By Alex Baker, OD
Special to The Enterprise
There are many things that you can do to help prevent vision problems and decrease your risk for some common ocular diseases.
Wear sunglasses and hats
Sun overexposure is associated with increased risk for macular degeneration, cataracts, and cancerous growths on the face, eyelids and the eye itself. It can also contribute to an overgrowth of a membrane on the surface of the eye known as a pinguecula or pterygium, which can sometimes result in chronic redness and irritation.
For those with children under 10, it can be challenging to have them wear sunglasses regularly so hats may be more practical. By the early to mid-teenage years it’s good to get in the habit of wearing sunglasses regularly.
Live a healthy lifestyle
Eat a healthy diet rich in vegetables including leafy greens like spinach, kale, arugula, chard and collard greens for the prevention of macular degeneration and vascular complications. If you don’t like the texture of raw greens they can be sautéed with a little olive oil, seasoned with garlic and onion and can be included in various dishes like omelets.
Try to get regular cardiovascular exercise that agrees with your joints, whether it be walking, cycling, swimming, or something else. High blood pressure, high cholesterol and diabetes are also risks for ocular disease, specifically problems with the retina and optic nerve. For diabetes type 1 and 2, stay diligent in monitoring to keep your blood glucose levels on target.
Stay hydrated by choosing water over other beverages to prevent irritation and blurred vision that can be associated with ocular dryness. Direct the vent in your car toward your torso instead of the eyes, and consider using a sleep mask at night if you sleep with an overhead or oscillating fan.

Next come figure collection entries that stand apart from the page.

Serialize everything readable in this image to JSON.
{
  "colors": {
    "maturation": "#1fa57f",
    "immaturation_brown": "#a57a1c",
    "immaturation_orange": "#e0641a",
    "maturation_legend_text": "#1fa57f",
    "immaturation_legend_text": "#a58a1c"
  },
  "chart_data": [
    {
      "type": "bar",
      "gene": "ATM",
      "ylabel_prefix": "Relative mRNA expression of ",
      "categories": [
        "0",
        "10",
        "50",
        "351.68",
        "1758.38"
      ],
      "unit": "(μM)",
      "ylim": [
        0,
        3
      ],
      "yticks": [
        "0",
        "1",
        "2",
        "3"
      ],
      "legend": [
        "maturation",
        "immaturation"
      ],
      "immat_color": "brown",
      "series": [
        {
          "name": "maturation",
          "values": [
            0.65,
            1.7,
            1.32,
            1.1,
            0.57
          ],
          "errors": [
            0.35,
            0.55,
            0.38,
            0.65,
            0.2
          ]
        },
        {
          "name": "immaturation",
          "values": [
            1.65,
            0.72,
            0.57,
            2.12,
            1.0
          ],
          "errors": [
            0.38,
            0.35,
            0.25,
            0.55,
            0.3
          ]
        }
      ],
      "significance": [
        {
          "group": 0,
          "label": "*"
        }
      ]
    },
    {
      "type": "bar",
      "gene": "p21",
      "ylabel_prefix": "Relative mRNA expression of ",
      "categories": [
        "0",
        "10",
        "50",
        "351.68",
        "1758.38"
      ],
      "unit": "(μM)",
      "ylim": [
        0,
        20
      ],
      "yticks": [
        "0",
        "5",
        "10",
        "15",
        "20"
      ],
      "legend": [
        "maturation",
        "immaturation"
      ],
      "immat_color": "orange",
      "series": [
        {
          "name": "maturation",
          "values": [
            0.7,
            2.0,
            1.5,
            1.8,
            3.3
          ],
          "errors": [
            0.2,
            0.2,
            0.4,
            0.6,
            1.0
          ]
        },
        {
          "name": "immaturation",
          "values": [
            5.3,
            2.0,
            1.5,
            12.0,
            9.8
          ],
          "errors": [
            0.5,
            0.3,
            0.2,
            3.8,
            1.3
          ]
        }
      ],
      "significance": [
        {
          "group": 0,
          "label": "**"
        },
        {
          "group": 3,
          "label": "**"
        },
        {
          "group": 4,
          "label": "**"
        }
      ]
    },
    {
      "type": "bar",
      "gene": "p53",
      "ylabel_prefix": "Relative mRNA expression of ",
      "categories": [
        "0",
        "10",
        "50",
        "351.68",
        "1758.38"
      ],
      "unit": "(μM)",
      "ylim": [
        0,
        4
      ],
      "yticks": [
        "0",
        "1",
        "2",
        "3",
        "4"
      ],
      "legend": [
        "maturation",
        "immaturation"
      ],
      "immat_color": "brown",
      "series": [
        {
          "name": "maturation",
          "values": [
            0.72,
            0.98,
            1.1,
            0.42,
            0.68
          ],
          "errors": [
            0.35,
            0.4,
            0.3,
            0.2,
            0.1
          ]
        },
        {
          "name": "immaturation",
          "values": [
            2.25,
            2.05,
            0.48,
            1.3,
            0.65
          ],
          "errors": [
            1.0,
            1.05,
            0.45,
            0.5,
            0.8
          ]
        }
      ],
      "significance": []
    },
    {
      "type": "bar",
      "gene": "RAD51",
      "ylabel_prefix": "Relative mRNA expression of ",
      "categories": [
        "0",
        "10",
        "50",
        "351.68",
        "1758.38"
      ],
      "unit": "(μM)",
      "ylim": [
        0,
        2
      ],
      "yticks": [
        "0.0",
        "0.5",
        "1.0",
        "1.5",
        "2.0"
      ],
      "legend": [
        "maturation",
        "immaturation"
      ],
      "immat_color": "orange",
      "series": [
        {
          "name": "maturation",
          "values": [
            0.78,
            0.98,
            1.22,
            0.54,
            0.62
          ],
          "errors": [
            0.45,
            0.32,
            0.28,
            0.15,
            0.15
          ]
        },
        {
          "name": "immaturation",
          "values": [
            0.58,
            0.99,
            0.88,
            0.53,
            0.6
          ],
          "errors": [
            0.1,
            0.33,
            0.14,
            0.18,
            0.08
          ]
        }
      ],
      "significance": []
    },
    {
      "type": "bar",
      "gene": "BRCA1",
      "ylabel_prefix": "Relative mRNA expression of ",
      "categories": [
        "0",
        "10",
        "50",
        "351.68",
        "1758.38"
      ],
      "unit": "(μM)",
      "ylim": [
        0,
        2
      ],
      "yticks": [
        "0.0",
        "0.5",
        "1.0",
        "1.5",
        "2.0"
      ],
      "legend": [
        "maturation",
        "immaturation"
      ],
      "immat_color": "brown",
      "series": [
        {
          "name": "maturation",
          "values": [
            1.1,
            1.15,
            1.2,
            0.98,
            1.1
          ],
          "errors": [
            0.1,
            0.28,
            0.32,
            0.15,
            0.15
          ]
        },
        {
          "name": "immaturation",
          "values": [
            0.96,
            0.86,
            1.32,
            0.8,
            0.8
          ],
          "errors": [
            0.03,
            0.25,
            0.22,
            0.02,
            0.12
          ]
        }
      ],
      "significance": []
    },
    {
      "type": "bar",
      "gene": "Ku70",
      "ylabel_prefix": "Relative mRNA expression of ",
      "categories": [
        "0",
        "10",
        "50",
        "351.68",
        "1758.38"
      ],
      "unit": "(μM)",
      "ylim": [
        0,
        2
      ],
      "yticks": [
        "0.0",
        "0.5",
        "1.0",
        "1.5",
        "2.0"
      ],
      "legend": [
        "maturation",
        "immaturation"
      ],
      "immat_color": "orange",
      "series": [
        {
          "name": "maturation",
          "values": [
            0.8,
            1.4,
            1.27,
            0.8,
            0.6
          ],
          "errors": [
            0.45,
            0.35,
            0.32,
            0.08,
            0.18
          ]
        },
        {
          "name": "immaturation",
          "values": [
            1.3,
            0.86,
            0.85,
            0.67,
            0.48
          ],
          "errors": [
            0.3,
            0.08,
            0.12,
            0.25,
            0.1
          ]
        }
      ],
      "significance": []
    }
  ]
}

Smoking increases the risk of developing glaucoma, macular degeneration, premature cataracts and retinal vascular occlusions, so please don’t smoke and seek help in quitting if you do.
Ask your doctor
If you are concerned about something happening to your eyes and don’t know what it is, call your eye doctor, primary care doctor or urgent care.
If you wear contact lenses, always wash your hands before handling the contacts, don’t reuse storage solution, don’t sleep with the lenses in, and follow the recommended disposal schedule. Remove the contacts if you have pain, blurry vision, redness, light sensitivity or any mucous discharge and call your eye doctor for advice.
Most people between the ages of 50 to 70 will experience a vitreous detachment that may cause a noticeable floating shadow in one eye and often quick flashes of light in their peripheral vision. Call your eye doctor to have a dilated eye exam to make sure that it didn’t create a retinal tear or detachment, which can occur in about one in every 25 cases.
Have your eyes and your children’s eyes checked once a year to make an overall assessment of vision and to identify any problems sooner rather than later.